5. SIMPLIFY the absolute value inequality

• \(\mathrm{|4-m| \lt 4.47}\) means \(\mathrm{-4.47 \lt 4-m \lt 4.47}\)
• Subtracting 4 from all parts: \(\mathrm{-8.47 \lt -m \lt 0.47}\)
• Multiplying by -1 (and flipping inequalities): \(\mathrm{-0.47 \lt m \lt 8.47}\)

6. APPLY CONSTRAINTS to select the answer

• Among the choices, only \(\mathrm{m = 0}\) falls within the range \(\mathrm{(-0.47, 8.47)}\)
• All other choices (-3, 9, 10) fall outside this range

Answer: B

Why Students Usually Falter on This Problem

Most Common Error Path:

Weak TRANSLATE skill: Students often misinterpret "no points of intersection" and incorrectly set up the discriminant condition as ≥ 0 instead of < 0.

They think "no solutions" means the discriminant should be positive, leading them to solve \(\mathrm{(4-m)^2 \geq 20}\) instead. This gives them \(\mathrm{m \leq -0.47}\) or \(\mathrm{m \geq 8.47}\), making them select Choice A (-3) since it satisfies \(\mathrm{m \leq -0.47}\).

Second Most Common Error:

Poor SIMPLIFY execution: Students correctly identify that the discriminant should be negative but make algebraic errors when solving \(\mathrm{|4-m| \lt 2\sqrt{5}}\).

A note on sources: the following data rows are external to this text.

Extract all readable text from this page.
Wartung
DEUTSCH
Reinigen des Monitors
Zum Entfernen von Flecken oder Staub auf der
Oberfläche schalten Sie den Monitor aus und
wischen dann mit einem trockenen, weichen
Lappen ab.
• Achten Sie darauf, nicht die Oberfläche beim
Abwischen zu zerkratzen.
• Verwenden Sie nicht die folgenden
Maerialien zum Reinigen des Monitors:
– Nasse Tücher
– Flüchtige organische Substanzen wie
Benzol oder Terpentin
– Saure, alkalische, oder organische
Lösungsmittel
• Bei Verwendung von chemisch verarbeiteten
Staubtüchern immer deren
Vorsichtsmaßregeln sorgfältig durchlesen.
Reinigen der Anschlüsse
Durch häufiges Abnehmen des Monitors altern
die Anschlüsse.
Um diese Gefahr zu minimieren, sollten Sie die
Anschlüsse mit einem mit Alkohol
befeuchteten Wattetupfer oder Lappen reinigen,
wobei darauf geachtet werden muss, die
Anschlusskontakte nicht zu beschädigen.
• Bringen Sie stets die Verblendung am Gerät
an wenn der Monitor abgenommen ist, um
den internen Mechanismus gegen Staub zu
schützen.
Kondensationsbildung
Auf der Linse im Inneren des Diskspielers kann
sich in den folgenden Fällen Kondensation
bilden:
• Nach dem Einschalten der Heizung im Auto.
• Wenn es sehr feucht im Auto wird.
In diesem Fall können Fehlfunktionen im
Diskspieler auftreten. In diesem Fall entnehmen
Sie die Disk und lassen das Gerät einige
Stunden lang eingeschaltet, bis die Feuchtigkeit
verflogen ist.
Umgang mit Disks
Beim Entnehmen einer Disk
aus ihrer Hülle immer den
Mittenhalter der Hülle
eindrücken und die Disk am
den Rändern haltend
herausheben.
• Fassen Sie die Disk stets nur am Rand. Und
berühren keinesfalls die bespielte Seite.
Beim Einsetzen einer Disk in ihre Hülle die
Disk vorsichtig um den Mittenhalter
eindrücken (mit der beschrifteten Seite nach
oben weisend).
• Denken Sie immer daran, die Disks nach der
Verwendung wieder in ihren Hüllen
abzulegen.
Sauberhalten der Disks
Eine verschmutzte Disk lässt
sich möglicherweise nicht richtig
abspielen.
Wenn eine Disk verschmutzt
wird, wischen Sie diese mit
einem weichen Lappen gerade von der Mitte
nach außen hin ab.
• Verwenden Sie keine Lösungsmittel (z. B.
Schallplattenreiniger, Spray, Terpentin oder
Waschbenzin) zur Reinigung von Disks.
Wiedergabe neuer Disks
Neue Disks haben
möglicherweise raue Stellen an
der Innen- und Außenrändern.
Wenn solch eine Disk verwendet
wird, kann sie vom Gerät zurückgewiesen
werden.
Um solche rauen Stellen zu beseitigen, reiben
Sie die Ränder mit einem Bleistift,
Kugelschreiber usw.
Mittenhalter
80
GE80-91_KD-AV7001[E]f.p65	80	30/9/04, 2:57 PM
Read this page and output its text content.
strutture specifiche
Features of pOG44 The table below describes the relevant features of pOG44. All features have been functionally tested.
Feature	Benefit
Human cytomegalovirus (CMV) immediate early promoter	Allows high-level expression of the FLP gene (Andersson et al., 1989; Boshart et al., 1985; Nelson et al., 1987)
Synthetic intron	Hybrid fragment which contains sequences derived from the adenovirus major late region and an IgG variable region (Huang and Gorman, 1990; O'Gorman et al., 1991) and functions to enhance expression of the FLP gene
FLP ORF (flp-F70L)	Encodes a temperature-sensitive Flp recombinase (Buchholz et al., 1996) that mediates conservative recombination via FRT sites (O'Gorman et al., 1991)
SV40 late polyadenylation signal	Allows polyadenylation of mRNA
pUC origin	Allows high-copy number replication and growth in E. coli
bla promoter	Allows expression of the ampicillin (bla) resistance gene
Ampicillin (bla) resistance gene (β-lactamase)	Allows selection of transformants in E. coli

Common mistake is forgetting to flip inequality signs when multiplying by -1, or incorrectly handling the absolute value. This leads to confusion about which values of m are valid, causing them to get stuck and guess.

The Bottom Line:

This problem requires careful translation of the geometric condition (no intersection) into an algebraic constraint (negative discriminant), followed by precise inequality manipulation. Students who struggle with either the conceptual connection or the algebraic technique will likely select incorrect answers.